Carole Théberge veut revoir de fond en comble la gestion des services de garde

La ministre de la Famille, des Aînés et de la Condition féminine, Carole Théberge, n'écarte pas l'idée de retirer aux centres de la petite enfance (CPE) la responsabilité de la gestion des 85 000 places en milieu familial pour la confier à une agence privée.

«Tout est sur la table», a répété hier Carole Théberge en réponse au porte-parole de l'opposition officielle pour la famille, Camil Bouchard, qui lui demandait, lors de la période de questions à l'Assemblée nationale, d'infirmer cette hypothèse révélée par Le Devoir dans son édition d'hier.

À l'heure actuelle, les 85 000 places de service de garde en milieu familial sont intégrées au réseau des CPE, qui assurent leur gestion et le respect des normes. À ces places s'ajoutent les installations des CPE, qui comptent 70 000 places, tandis que les garderies privées offrent 31 000 places, pour un total de 186 000 places. «Pourquoi la ministre ne profite-t-elle pas de l'occasion pour nier purement et simplement qu'elle s'en va vers un démantèlement du réseau?» a demandé M. Bouchard.
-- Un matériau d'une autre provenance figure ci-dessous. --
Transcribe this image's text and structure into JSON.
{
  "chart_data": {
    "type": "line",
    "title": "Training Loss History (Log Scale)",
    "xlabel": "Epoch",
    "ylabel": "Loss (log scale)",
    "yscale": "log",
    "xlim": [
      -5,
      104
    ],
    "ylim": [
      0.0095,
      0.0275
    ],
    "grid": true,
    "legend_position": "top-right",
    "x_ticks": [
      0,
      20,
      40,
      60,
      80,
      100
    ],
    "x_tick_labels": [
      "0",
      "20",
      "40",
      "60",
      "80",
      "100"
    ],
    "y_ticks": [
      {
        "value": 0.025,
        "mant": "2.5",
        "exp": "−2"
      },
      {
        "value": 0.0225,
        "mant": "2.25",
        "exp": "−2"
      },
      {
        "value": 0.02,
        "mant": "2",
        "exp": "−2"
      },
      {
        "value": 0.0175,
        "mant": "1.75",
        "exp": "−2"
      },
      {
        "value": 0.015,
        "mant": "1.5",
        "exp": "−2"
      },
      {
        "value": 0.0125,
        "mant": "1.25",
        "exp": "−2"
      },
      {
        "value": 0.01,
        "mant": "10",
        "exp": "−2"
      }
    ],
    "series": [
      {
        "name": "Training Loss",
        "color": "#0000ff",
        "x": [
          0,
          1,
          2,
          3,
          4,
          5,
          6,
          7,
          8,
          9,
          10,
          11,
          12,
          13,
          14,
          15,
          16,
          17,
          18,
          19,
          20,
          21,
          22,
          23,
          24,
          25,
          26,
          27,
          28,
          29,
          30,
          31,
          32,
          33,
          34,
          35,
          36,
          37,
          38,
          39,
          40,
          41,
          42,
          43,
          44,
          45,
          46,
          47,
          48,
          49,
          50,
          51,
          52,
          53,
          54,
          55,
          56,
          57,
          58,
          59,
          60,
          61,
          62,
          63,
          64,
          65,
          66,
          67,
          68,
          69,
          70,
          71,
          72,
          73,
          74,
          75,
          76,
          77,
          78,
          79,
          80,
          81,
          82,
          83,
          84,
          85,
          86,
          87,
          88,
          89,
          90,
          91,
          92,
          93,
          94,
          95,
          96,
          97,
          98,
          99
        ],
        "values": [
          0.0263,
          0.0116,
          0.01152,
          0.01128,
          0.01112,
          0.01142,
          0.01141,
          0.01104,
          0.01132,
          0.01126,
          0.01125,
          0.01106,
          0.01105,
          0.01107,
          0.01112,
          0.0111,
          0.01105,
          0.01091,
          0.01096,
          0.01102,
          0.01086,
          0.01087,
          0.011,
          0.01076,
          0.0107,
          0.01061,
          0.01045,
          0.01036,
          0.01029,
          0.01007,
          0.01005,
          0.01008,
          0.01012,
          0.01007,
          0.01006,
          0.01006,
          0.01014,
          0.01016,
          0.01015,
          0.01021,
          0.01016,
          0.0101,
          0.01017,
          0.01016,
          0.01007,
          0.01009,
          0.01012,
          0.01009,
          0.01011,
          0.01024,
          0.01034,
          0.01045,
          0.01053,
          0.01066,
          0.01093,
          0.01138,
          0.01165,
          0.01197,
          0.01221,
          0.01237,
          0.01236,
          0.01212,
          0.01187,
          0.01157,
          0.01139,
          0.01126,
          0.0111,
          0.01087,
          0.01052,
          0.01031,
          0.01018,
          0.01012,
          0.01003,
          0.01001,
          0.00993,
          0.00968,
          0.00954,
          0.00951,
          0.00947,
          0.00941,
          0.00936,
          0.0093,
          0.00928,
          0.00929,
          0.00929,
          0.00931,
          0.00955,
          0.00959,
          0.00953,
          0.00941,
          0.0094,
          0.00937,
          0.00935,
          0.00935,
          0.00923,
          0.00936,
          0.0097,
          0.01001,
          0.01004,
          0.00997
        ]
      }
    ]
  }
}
«Tout est sur la table de travail», a martelé Mme Théberge, ajoutant qu'elle déposera à l'automne un projet de loi qui concrétisera la modernisation des services de garde. «Il y a des éléments à mettre à jour parce que ça fait sept ans que les services de garde existent [le réseau dans sa forme actuelle]. Il y a des éléments qu'on peut corriger, améliorer, bonifier, conserver», a-t-elle souligné.

Jointe en Alberta hier, où elle participe au congrès pancanadien sur les services à la petite enfance, Nathalie D'Amours, directrice de l'Association des éducatrices en milieu familial du Québec (AEMFQ), s'est dite surprise que le gouvernement puisse aujourd'hui envisager ce changement de cap. Cette association représente le quart des éducatrices en milieu familial. «On est loin de militer pour ça. Lors des consultations, on a proposé de changer le mandat des CPE à l'égard des éducatrices en milieu familial, soit de leur enlever le contrôle réglementaire mais de leur laisser le soutien pédagogique, qui est leur véritable expertise. Les CPE seraient mieux placés pour jouer leur rôle-conseil puisqu'ils n'auraient plus à faire la police. Il faut dissocier les deux rôles», a expliqué Mme D'Amours.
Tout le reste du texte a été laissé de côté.